Veronica Riemer: One emerging problem in Sri Lanka concerns the welfare of adolescent girls.
Professor Savitri Goonesekere: We have had years of conflict, we have displaced people and this has also surfaced a new problem of a push in the families for early child marriage and the desire to see their children married off very young, and that of course is a total violation of both constitutional commitments on gender equality as well as the Convention on the Rights of the Child standards, the right to develop, the right to health, the right to participate, the right to be protected from abuse, because children who get married are clearly more vulnerable to exploitation and abuse.
Veronica Riemer: Marcus Stahlhofer is a Child Rights Advisor with the World Health Organzation. He talks about how WHO uses the Convention to improve children's lives.
Marcus Stahlhofer: WHO uses the CRC and works with countries to get the right laws and policies in place so that all kids get the food they need, the right treatment when they get sick, and grow up to be healthy adults. An example of this is to make sure that when a child gets sick with pneumonia, they can get treated as close as possible to home. One way we make sure this happens is to encourage and help countries to adopt laws and policies which explicitly allow health workers in the community to prescribe antibiotics.

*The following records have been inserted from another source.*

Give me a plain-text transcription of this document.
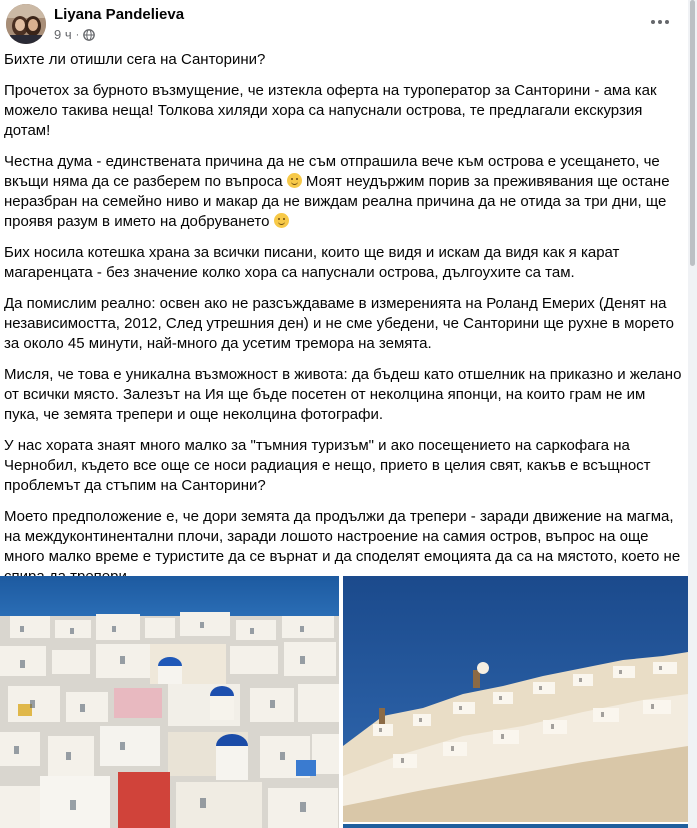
Liyana Pandelieva
9 ч ·

Бихте ли отишли сега на Санторини?

Прочетох за бурното възмущение, че изтекла оферта на туроператор за Санторини - ама как можело такива неща! Толкова хиляди хора са напуснали острова, те предлагали екскурзия дотам!

Честна дума - единствената причина да не съм отпрашила вече към острова е усещането, че вкъщи няма да се разберем по въпроса  Моят неудържим порив за преживявания ще остане неразбран на семейно ниво и макар да не виждам реална причина да не отида за три дни, ще проявя разум в името на добруването

Бих носила котешка храна за всички писани, които ще видя и искам да видя как я карат магаренцата - без значение колко хора са напуснали острова, дългоухите са там.

Да помислим реално: освен ако не разсъждаваме в измеренията на Роланд Емерих (Денят на независимостта, 2012, След утрешния ден) и не сме убедени, че Санторини ще рухне в морето за около 45 минути, най-много да усетим тремора на земята.

Мисля, че това е уникална възможност в живота: да бъдеш като отшелник на приказно и желано от всички място. Залезът на Ия ще бъде посетен от неколцина японци, на които грам не им пука, че земята трепери и още неколцина фотографи.

У нас хората знаят много малко за "тъмния туризъм" и ако посещението на саркофага на Чернобил, където все още се носи радиация е нещо, прието в целия свят, какъв е всъщност проблемът да стъпим на Санторини?

Моето предположение е, че дори земята да продължи да трепери - заради движение на магма, на междуконтинентални плочи, заради лошото настроение на самия остров, въпрос на още много малко време е туристите да се върнат и да споделят емоцията да са на мястото, което не
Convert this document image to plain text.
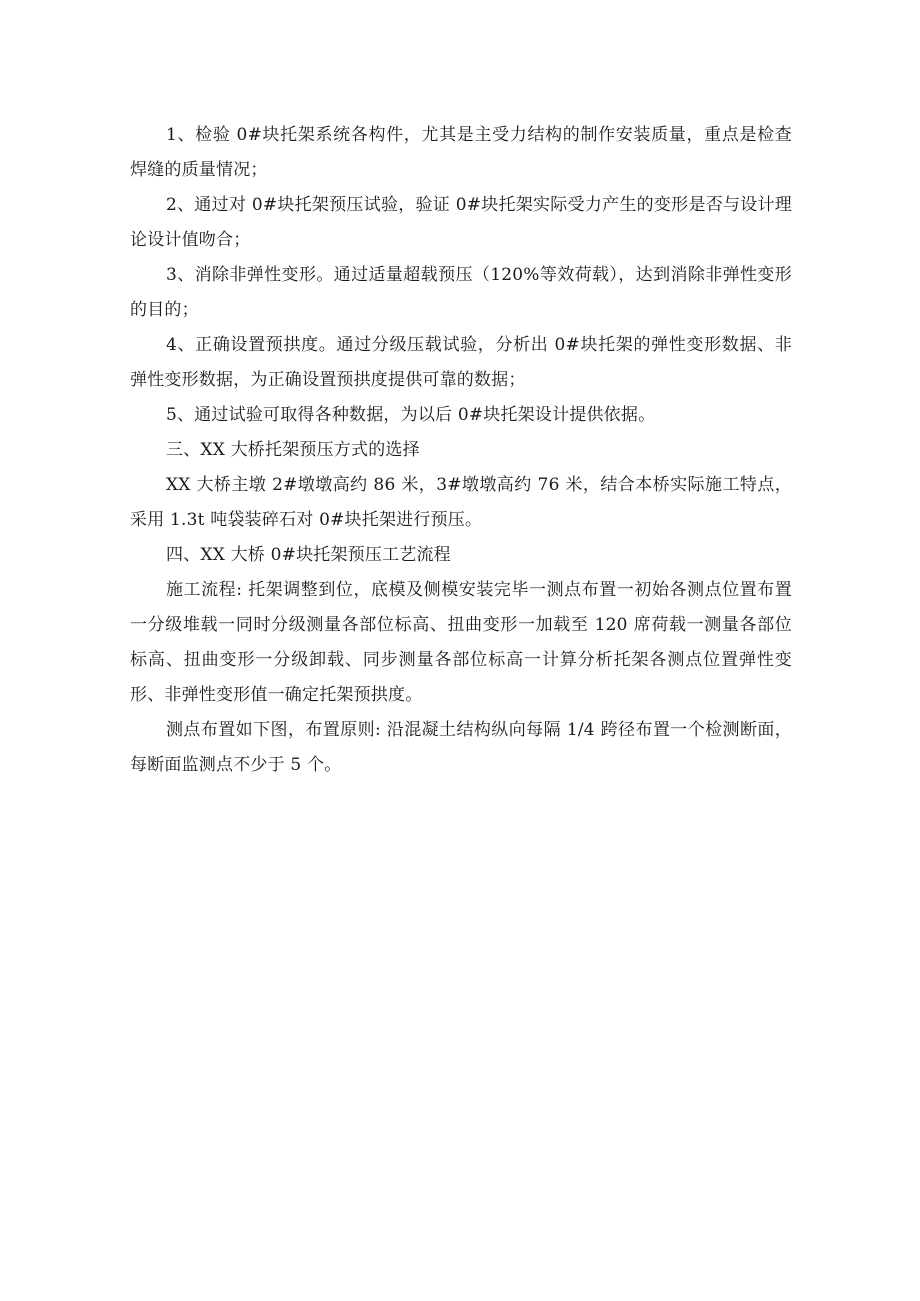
1、检验 0#块托架系统各构件，尤其是主受力结构的制作安装质量，重点是检查焊缝的质量情况；

2、通过对 0#块托架预压试验，验证 0#块托架实际受力产生的变形是否与设计理论设计值吻合；

3、消除非弹性变形。通过适量超载预压（120%等效荷载），达到消除非弹性变形的目的；

4、正确设置预拱度。通过分级压载试验，分析出 0#块托架的弹性变形数据、非弹性变形数据，为正确设置预拱度提供可靠的数据；

5、通过试验可取得各种数据，为以后 0#块托架设计提供依据。

三、XX 大桥托架预压方式的选择

XX 大桥主墩 2#墩墩高约 86 米，3#墩墩高约 76 米，结合本桥实际施工特点，采用 1.3t 吨袋装碎石对 0#块托架进行预压。

四、XX 大桥 0#块托架预压工艺流程

施工流程: 托架调整到位，底模及侧模安装完毕一测点布置一初始各测点位置布置一分级堆载一同时分级测量各部位标高、扭曲变形一加载至 120 席荷载一测量各部位标高、扭曲变形一分级卸载、同步测量各部位标高一计算分析托架各测点位置弹性变形、非弹性变形值一确定托架预拱度。

测点布置如下图，布置原则: 沿混凝土结构纵向每隔 1/4 跨径布置一个检测断面，每断面监测点不少于 5 个。
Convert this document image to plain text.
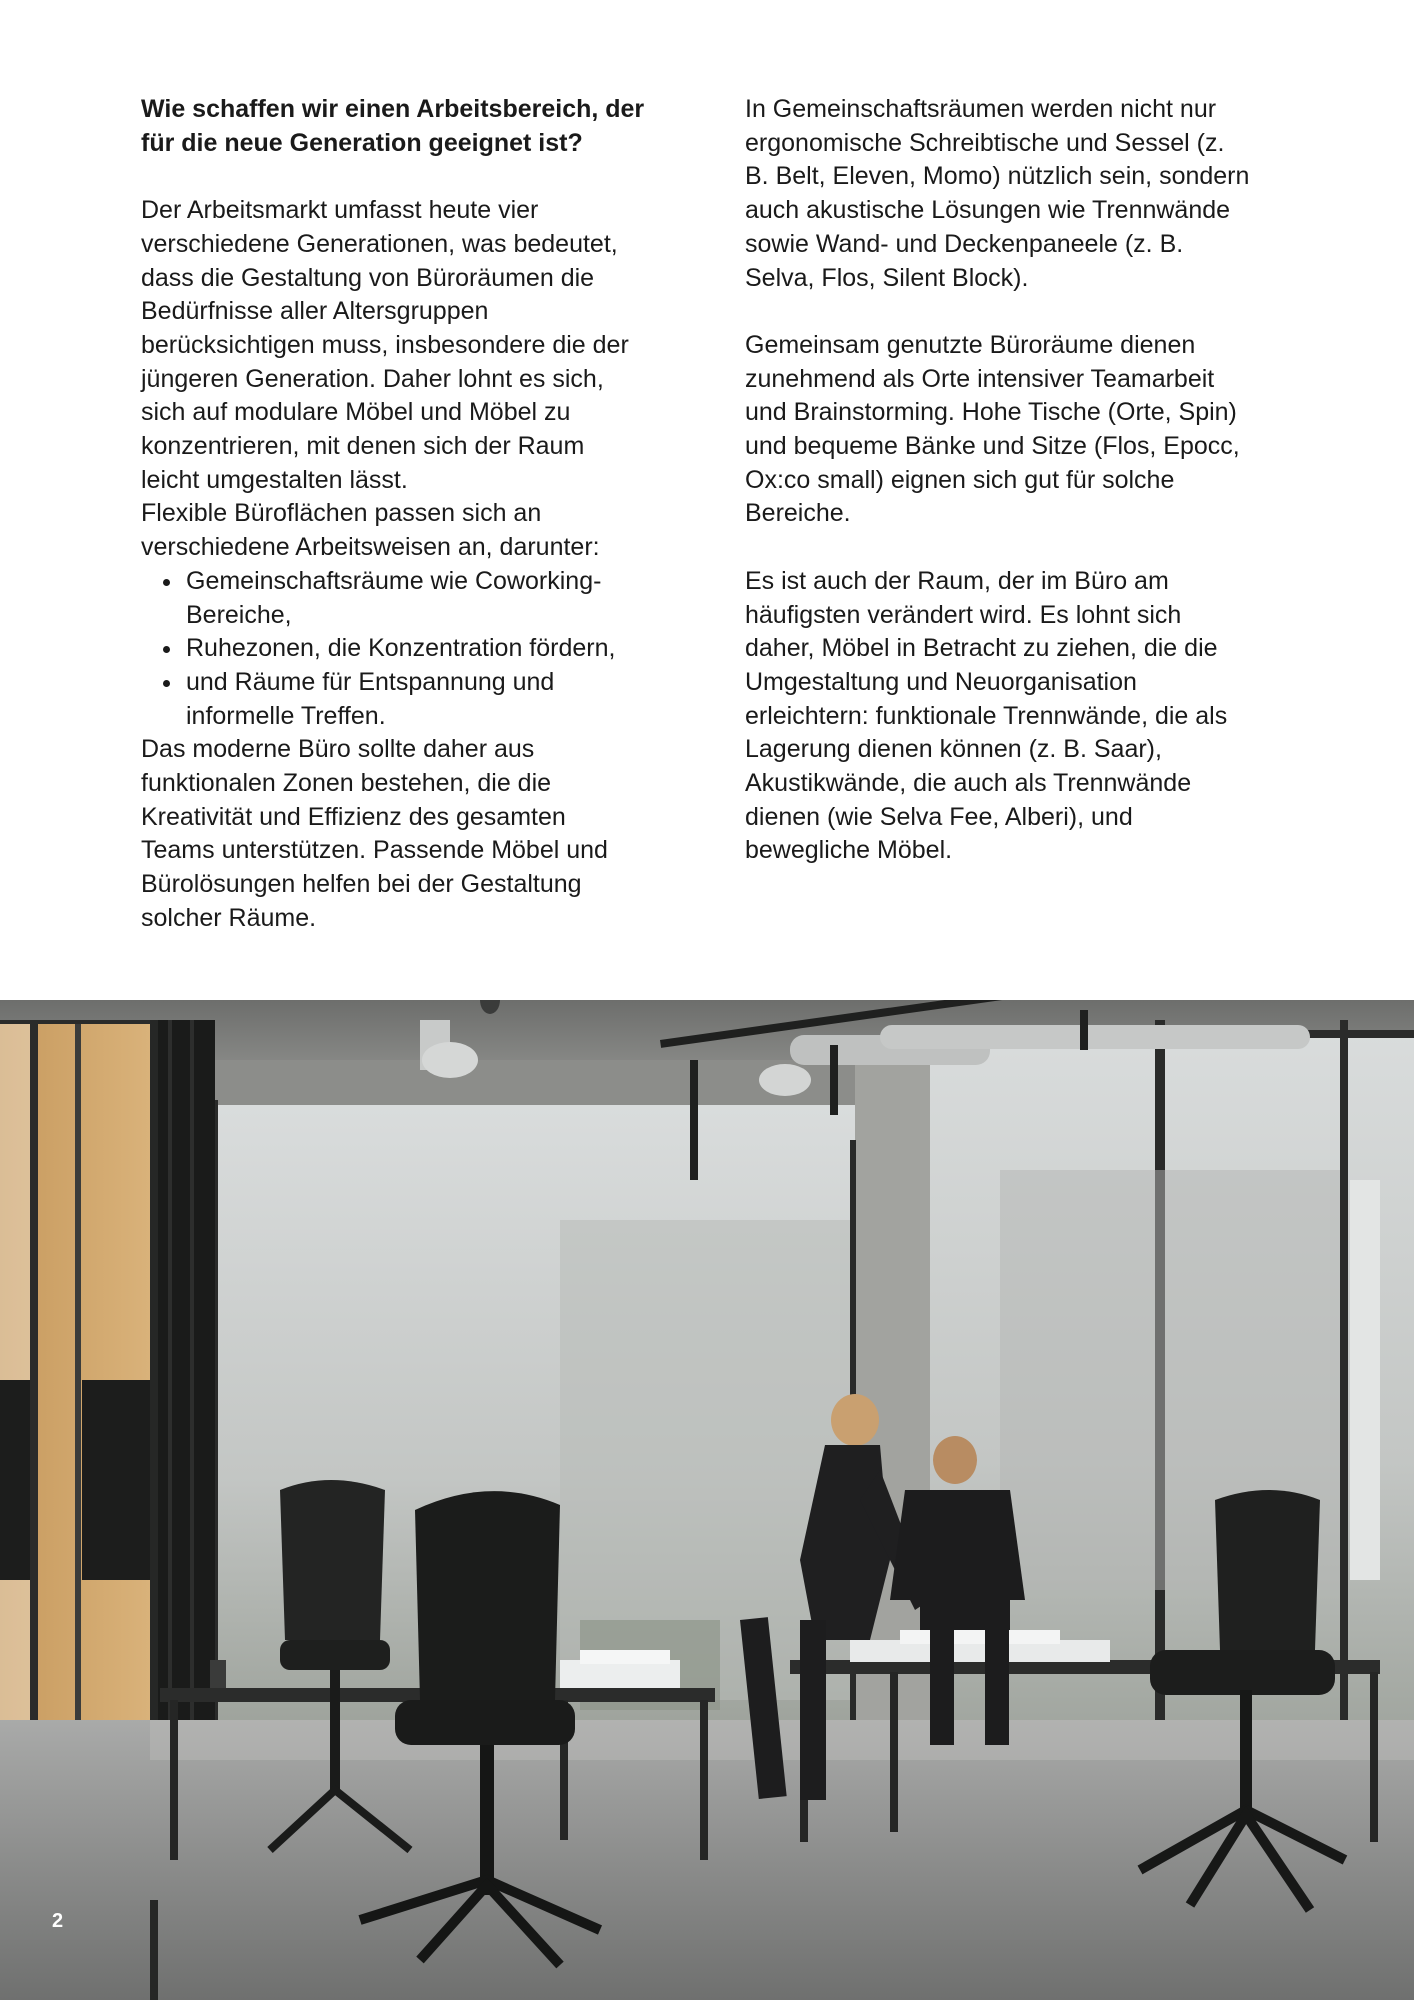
Wie schaffen wir einen Arbeitsbereich, der
für die neue Generation geeignet ist?

Der Arbeitsmarkt umfasst heute vier
verschiedene Generationen, was bedeutet,
dass die Gestaltung von Büroräumen die
Bedürfnisse aller Altersgruppen
berücksichtigen muss, insbesondere die der
jüngeren Generation. Daher lohnt es sich,
sich auf modulare Möbel und Möbel zu
konzentrieren, mit denen sich der Raum
leicht umgestalten lässt.

Flexible Büroflächen passen sich an
verschiedene Arbeitsweisen an, darunter:

Gemeinschaftsräume wie Coworking-
Bereiche,
Ruhezonen, die Konzentration fördern,
und Räume für Entspannung und
informelle Treffen.

Das moderne Büro sollte daher aus
funktionalen Zonen bestehen, die die
Kreativität und Effizienz des gesamten
Teams unterstützen. Passende Möbel und
Bürolösungen helfen bei der Gestaltung
solcher Räume.

In Gemeinschaftsräumen werden nicht nur
ergonomische Schreibtische und Sessel (z.
B. Belt, Eleven, Momo) nützlich sein, sondern
auch akustische Lösungen wie Trennwände
sowie Wand- und Deckenpaneele (z. B.
Selva, Flos, Silent Block).

Gemeinsam genutzte Büroräume dienen
zunehmend als Orte intensiver Teamarbeit
und Brainstorming. Hohe Tische (Orte, Spin)
und bequeme Bänke und Sitze (Flos, Epocc,
Ox:co small) eignen sich gut für solche
Bereiche.

Es ist auch der Raum, der im Büro am
häufigsten verändert wird. Es lohnt sich
daher, Möbel in Betracht zu ziehen, die die
Umgestaltung und Neuorganisation
erleichtern: funktionale Trennwände, die als
Lagerung dienen können (z. B. Saar),
Akustikwände, die auch als Trennwände
dienen (wie Selva Fee, Alberi), und
bewegliche Möbel.

2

Another example is the work we're doing to make sure that the health rights of teenagers are legally protected by countries, so they can get the information, advice and means they need, such as condoms, to prevent pregnancy and sexually-transmitted infections.
We also help countries to make sure that doctors and other health workers respect the rights of kids in their daily work by teaching them about children's rights and how to treat children and adolescents according to the CRC.
That's all for this episode of the WHO podcast. Thanks for listening. If you have any comments on our podcast or have any suggestions for future health topics drop us a line. Our email address is Podcast@who.int.
For the World Health Organization, this is Veronica Riemer in Geneva.